The Nikkei share average jumped as much as 4.7 percent, extending Thursday's 2.2 percent rise and breaking through 13,000 points for the first time since August 2008. The 10-year JGB yield fell as much as 12 basis points to a record low of 0.315 percent.

"We will be vigilant of the risk of a bubble. I don't think there's a bond or stock market bubble now and I don't see one emerging any time soon. But we will be vigilant of the risk," Kuroda told the lower house of parliament.

The BOJ's strategy to reach 2 percent inflation within two years was viewed as a radical gamble to revive the economy. It will buy about 7 trillion yen ($73 billion) of bonds per month, equivalent to about 1.4 percent of gross domestic product. By comparison, the U.S. Federal Reserve is buying $85 billion of bonds per month, about 0.6 percent the size of the economy.

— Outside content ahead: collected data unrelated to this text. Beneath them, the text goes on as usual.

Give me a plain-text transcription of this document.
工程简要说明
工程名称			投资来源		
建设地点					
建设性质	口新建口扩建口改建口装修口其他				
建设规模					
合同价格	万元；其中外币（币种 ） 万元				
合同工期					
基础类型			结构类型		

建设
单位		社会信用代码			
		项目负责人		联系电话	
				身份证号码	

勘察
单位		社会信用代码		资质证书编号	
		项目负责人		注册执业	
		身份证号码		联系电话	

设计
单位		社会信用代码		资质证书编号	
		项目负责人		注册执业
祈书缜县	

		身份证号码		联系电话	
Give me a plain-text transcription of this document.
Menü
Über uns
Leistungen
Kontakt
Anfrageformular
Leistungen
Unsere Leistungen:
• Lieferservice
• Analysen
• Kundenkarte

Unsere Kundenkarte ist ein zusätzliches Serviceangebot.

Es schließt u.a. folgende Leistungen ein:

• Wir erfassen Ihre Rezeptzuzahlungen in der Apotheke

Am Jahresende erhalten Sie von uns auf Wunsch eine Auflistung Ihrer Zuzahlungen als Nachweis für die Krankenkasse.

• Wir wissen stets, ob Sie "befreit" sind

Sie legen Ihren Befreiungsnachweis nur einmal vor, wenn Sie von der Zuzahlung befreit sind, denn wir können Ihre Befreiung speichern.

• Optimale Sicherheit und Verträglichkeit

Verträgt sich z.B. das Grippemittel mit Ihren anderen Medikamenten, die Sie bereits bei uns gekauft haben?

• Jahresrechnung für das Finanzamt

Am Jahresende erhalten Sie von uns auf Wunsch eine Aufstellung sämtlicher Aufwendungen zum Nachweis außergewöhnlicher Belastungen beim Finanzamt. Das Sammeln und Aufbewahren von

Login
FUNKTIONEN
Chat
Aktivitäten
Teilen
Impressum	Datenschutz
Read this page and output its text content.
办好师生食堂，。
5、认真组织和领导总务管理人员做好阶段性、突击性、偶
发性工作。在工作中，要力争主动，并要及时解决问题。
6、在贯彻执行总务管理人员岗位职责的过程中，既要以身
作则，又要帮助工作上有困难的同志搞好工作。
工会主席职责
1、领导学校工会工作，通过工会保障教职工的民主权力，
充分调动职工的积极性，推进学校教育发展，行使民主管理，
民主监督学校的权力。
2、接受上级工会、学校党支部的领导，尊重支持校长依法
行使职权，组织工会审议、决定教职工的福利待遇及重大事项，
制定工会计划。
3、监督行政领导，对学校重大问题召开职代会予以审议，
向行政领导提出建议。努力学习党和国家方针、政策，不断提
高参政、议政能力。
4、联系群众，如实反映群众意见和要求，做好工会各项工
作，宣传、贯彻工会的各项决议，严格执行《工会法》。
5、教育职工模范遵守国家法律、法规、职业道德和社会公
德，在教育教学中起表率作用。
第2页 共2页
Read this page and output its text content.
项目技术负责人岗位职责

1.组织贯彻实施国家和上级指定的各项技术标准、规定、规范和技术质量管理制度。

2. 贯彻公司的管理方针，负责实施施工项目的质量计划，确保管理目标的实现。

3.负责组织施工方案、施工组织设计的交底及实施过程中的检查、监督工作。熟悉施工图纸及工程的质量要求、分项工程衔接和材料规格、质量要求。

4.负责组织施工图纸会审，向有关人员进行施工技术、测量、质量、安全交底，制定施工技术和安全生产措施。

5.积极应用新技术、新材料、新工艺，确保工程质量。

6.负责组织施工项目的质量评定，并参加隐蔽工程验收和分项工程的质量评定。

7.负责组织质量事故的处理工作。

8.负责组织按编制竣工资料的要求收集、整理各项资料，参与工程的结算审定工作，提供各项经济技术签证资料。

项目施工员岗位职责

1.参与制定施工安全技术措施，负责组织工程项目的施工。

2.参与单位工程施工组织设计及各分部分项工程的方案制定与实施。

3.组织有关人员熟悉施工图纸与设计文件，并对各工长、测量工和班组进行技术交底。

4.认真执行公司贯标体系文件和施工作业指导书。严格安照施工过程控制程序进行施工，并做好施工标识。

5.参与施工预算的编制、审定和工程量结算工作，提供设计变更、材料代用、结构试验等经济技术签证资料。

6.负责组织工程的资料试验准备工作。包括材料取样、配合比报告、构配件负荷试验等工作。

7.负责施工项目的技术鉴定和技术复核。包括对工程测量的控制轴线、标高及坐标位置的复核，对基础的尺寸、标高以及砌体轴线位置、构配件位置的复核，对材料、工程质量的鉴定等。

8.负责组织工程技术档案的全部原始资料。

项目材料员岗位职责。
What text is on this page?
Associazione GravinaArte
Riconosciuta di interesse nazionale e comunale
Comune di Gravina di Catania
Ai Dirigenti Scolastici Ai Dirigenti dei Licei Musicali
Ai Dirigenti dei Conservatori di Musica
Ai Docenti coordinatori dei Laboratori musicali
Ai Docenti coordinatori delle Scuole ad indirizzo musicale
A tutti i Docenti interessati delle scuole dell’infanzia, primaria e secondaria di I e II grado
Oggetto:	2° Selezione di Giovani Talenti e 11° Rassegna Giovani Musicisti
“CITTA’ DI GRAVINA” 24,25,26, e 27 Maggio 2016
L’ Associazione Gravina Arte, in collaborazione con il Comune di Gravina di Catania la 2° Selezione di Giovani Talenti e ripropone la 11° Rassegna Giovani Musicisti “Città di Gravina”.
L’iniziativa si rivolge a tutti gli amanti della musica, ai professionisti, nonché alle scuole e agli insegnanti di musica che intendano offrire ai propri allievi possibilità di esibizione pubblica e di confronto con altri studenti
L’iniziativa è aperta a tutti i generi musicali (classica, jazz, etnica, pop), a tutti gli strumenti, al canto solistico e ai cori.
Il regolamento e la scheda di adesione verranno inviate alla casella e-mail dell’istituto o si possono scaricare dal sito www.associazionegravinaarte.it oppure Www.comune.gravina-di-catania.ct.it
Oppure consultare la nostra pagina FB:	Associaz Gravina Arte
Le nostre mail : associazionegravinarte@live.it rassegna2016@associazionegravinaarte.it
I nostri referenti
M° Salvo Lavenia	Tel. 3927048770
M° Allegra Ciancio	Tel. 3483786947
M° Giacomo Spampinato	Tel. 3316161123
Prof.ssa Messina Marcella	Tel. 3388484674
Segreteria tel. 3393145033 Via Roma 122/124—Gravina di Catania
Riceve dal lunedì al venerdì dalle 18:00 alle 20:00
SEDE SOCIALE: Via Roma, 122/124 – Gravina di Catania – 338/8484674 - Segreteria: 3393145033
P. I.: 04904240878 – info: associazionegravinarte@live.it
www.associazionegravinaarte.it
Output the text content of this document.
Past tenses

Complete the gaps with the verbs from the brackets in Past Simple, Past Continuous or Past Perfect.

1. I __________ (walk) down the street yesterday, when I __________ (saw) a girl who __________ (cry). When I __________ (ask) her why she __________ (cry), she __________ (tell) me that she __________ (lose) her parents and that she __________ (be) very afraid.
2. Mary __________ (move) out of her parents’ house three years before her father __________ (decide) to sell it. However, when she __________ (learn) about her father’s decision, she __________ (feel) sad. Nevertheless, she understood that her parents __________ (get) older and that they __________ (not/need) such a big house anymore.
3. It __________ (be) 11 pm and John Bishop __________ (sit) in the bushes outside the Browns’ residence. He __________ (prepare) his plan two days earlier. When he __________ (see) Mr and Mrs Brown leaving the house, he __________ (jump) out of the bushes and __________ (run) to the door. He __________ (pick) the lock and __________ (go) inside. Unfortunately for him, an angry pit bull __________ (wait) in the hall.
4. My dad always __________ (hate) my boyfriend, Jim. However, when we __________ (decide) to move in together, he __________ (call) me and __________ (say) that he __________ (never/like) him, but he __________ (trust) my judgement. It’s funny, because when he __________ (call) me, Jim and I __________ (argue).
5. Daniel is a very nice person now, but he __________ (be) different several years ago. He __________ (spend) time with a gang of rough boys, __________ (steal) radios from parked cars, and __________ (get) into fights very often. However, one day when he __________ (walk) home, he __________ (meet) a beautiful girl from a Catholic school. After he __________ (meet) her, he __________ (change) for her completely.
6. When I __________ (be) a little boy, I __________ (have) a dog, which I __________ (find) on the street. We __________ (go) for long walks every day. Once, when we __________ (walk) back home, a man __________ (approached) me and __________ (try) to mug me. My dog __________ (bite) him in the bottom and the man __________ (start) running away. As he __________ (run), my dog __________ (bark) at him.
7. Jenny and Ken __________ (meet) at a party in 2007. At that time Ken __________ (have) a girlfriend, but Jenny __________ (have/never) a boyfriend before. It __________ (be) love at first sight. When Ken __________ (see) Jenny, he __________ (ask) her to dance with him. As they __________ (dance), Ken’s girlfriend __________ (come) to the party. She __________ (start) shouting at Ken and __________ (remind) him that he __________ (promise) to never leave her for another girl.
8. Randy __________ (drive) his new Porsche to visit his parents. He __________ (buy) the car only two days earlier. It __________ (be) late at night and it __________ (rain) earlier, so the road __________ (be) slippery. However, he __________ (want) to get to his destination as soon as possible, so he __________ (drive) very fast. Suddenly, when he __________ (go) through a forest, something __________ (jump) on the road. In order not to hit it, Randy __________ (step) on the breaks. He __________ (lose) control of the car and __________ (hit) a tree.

The central bank will also increase purchases of exchange-traded funds by 1 trillion yen per year and real-estate trust funds by 30 billion yen per year.

"We think there is a risk of a bubble," said Hiroshi Shiraishi, senior economist at BNP Paribas Securities.

"If these types of asset purchases are going to work, then they work by distorting asset markets."

DEBT BUILD-UP

A falling yen risks upsetting other Asian exporters who may lose competitiveness, and leave Japan open to accusations it is covertly devaluing the currency. Emerging economies will also be concerned about the potential flood of inflows as investors borrow cheaply in yen and then invest elsewhere, as they have done with the U.S. Federal Reserve's quantitative easing.

The Fed and the Bank of England have also embraced large-scale bond purchases in an effort to boost growth, while the European Central Bank said on Thursday it would keep policy loose for as long as necessary to revive the struggling euro zone economy.

"Like other central banks, the BOJ will carefully watch asset price moves, job and wage conditions and other data in striving to achieve price stability," Kuroda said in testimony that was effectively a re-application for his job.

Kuroda's predecessor, Masaaki Shirakawa, was not due to step down until April 8, but decided to leave office in mid-March so the government could appoint a new governor and two deputies at the same time. A procedural quirk meant Kuroda was initially only appointed for the remainder of the Shirakawa's term, and now needs to be voted in again for a full five-year term.

The overhaul of monetary policy means the BOJ's monthly government debt purchases will total about 70 percent of new debt issued by the government. Purchases of this scale will do a lot to keep yields low, but it also raises concerns that the BOJ has basically agreed to bankroll fiscal spending.

At more than twice the size of its $5 trillion economy, Japan's public debt burden is already the worst among major economies. Politicians regularly talk about fiscal discipline, but have made little progress in trimming debt.

Moody's Investors Service said on Friday that while the Japanese government's borrowing costs are likely to remain very low over the next two years, there are concerns about whether domestic savings can finance future government debt.

When the BOJ announced its 2 percent inflation target in January, the government agreed to take steps to ensure sound fiscal policy. But so far, the government has been coy on the specific steps it will take to reign in debt.

"Based on the joint statement, the finance ministry must proceed with firm fiscal plans so as not to damage our relationship with the BOJ," Finance Minister Taro Aso said on Friday.